PALANGKA RAYA-Pembangunan siring di Jalan Trans Kalimantan, Palangka Raya-Pulang Pisau, menyorot perhatian publik akhir-akhir ini. Pasalnya, kehadiran proyek nasional itu mengganggu arus lalu lintas pada tiap ruas jalan yang dibangun siring hingga menyebabkan kemacetan lalu lintas. Pihak balai meminta masyarakat untuk bersabar hingga proyek selesai.
Kepala Satuan Kerja (Satker) Balai Pelaksanaan Jalan Nasional (BPJN) Wilayah II Provinsi Kalimantan Tengah (Kalteng), Riwanto Marbun mengatakan, proyek pengerjaan siring tersebut sudah hampir selesai.
Saat ini proyek sudah dalam tahap penimbunan dengan timbunan pilihan. Proses pengerjaan proyek itu dilakukan dari sisi kiri dan kanan jalan sesuai desain, baik timbunan pilihan maupun agregatnya.
“Aspalnya itu harus rata dengan beronjong. Materialnya itu timbunan pilihan, berupa tanah berbutir plus bebatuan,” jelas Marbun kepada Kalteng Pos, Selasa (10/10).
Jalan yang banjir dan becek menyebabkan arus lalu lintas macet di ruas jalan lokasi proyek. Terutama usai hujan lebat yang terjadi pada Senin (9/10). Untuk mengatasi itu, lanjut Marbun, pihaknya telah membuka terusan buatan atau sodetan serta menyiagakan beberapa alat berat beserta operator.
“Memang kemarin (Senin, red) itu kesulitannya kalau sudah lama sodetan akan tertutup, sekarang sudah dibuka lagi, sehingga air bisa mengalir ke samping atau ke arah beronjong,” ucapnya.
Terjadinya banjir di beberapa titik lokasi pengerjaan proyek juga terjadi akibat tingginya intensitas hujan. Karena itu, Marbun menyebut pihaknya akan mempercepat penimbunan sehingga proyek bisa diselesaikan sebelum memasuki musim hujan.
“Pihak penyedia akan menambah jumlah jam kerja maupun volume untuk pekerjaan timbunan pilihan tersebut. Khusus untuk tahap penimbunan ini, kami akan berupaya untuk mempercepat,” tuturnya.

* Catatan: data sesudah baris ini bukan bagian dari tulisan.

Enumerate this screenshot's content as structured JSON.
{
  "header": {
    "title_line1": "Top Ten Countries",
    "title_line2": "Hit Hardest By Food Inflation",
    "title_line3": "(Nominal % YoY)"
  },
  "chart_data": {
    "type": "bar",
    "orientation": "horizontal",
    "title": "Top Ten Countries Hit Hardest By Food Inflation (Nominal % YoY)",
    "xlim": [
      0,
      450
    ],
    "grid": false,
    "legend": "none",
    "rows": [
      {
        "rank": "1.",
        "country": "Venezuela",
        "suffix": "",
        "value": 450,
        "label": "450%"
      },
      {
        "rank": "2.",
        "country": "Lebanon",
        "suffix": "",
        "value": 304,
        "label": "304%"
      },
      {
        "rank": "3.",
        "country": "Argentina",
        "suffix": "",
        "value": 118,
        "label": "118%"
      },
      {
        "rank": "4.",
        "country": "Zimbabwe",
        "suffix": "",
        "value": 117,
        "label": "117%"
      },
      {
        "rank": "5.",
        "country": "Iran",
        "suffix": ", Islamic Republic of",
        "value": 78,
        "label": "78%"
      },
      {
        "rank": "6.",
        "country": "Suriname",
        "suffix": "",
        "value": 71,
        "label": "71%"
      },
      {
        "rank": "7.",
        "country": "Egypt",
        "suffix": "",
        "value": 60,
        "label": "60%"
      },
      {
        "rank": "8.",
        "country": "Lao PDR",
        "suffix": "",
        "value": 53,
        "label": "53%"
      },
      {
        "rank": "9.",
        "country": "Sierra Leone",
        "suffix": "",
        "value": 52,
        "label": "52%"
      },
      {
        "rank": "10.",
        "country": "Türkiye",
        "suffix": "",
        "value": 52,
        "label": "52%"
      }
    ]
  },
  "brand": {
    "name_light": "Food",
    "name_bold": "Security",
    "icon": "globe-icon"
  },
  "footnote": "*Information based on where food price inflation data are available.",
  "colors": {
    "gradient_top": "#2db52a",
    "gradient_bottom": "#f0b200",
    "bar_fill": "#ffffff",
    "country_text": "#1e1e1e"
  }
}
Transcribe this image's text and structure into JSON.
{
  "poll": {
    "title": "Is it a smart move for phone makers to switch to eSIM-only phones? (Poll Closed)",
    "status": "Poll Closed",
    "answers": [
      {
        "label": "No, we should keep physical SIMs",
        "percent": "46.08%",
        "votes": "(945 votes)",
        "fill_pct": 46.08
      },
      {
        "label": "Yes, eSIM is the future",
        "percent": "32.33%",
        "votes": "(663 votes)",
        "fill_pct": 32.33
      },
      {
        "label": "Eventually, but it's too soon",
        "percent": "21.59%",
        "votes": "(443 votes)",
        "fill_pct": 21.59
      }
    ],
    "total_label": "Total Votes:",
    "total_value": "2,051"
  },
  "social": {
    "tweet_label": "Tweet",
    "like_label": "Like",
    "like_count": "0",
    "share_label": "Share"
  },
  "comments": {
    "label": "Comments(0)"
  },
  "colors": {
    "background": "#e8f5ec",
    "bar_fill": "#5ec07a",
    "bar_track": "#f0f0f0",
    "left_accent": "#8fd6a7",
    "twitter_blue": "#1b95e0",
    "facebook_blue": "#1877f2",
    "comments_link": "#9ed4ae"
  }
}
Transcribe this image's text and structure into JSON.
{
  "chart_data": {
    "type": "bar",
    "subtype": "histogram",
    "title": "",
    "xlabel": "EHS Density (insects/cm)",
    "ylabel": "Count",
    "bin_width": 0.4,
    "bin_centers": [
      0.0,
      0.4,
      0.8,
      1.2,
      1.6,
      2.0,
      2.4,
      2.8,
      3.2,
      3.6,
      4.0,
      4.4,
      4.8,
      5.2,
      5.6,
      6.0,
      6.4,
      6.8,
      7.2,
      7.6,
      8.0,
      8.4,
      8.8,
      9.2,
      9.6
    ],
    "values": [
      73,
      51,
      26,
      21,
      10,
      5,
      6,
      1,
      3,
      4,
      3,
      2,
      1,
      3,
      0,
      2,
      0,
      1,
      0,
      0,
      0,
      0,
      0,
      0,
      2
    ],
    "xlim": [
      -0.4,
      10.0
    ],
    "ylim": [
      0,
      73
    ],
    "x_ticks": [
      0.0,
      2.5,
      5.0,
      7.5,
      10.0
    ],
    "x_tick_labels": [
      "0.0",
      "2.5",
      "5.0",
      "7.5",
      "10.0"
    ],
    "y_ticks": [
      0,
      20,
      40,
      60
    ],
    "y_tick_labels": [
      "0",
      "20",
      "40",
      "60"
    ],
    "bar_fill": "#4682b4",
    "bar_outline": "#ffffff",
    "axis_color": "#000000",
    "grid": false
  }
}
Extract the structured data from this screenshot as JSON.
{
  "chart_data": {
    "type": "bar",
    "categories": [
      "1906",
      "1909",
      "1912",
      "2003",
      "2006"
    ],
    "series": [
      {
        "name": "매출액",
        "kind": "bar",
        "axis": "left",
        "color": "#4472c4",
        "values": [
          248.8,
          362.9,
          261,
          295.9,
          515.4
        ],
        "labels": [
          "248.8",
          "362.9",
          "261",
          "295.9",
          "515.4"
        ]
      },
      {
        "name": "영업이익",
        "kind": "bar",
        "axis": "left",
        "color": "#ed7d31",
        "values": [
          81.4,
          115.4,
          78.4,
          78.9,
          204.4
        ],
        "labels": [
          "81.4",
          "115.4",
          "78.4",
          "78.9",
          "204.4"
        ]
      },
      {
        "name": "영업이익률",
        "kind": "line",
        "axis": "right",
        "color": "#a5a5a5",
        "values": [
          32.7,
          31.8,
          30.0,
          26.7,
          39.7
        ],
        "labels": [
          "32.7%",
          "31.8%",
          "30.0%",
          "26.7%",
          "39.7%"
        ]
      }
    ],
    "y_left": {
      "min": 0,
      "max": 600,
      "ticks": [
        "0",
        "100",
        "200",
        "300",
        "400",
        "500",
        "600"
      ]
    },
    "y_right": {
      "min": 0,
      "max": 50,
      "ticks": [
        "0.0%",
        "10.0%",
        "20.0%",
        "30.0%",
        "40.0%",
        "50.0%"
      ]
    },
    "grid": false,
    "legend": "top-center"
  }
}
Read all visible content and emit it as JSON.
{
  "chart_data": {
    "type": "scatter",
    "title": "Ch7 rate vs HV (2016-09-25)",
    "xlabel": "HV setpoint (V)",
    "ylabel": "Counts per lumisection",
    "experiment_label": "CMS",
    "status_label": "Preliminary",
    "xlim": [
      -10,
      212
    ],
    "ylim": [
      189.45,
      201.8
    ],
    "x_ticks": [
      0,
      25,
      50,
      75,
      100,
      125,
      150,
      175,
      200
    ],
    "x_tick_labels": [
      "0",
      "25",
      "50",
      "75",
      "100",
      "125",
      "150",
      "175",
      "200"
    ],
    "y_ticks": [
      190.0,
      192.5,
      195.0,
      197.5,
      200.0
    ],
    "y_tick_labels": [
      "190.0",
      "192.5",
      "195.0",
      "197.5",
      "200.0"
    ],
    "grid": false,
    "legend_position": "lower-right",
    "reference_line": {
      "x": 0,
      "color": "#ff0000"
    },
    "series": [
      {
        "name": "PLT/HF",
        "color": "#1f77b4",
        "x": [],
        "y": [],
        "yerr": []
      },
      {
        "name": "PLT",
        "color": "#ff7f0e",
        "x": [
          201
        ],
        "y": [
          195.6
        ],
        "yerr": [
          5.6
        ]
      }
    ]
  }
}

Marbun tak menampik proyek itu menghambat kelancaran arus lalu lintas. Karena itu pihaknya akan lebih memperhatikan teknis pengaturan lalu lintas hingga proyek rampung.
“Jadi sistem lalu lintas akan memakai skema buka tutup. Namun kalau terlalu padat, mungkin dilakukan dengan dua arah untuk bisa lewat. Tentu terjadi perlambatan, karena pekerjaan masih berlangsung,” terangnya.
Marbun menjelaskan, pihak penyedia juga sudah berkoordinasi dengan polisi lalu lintas (polantas) untuk membantu mengatur arus lalu lintas. Dari pihak penyelenggara proyek juga menyediakan sejumlah personel yang bertugas mengatur lalu lintas agar tetap lancar.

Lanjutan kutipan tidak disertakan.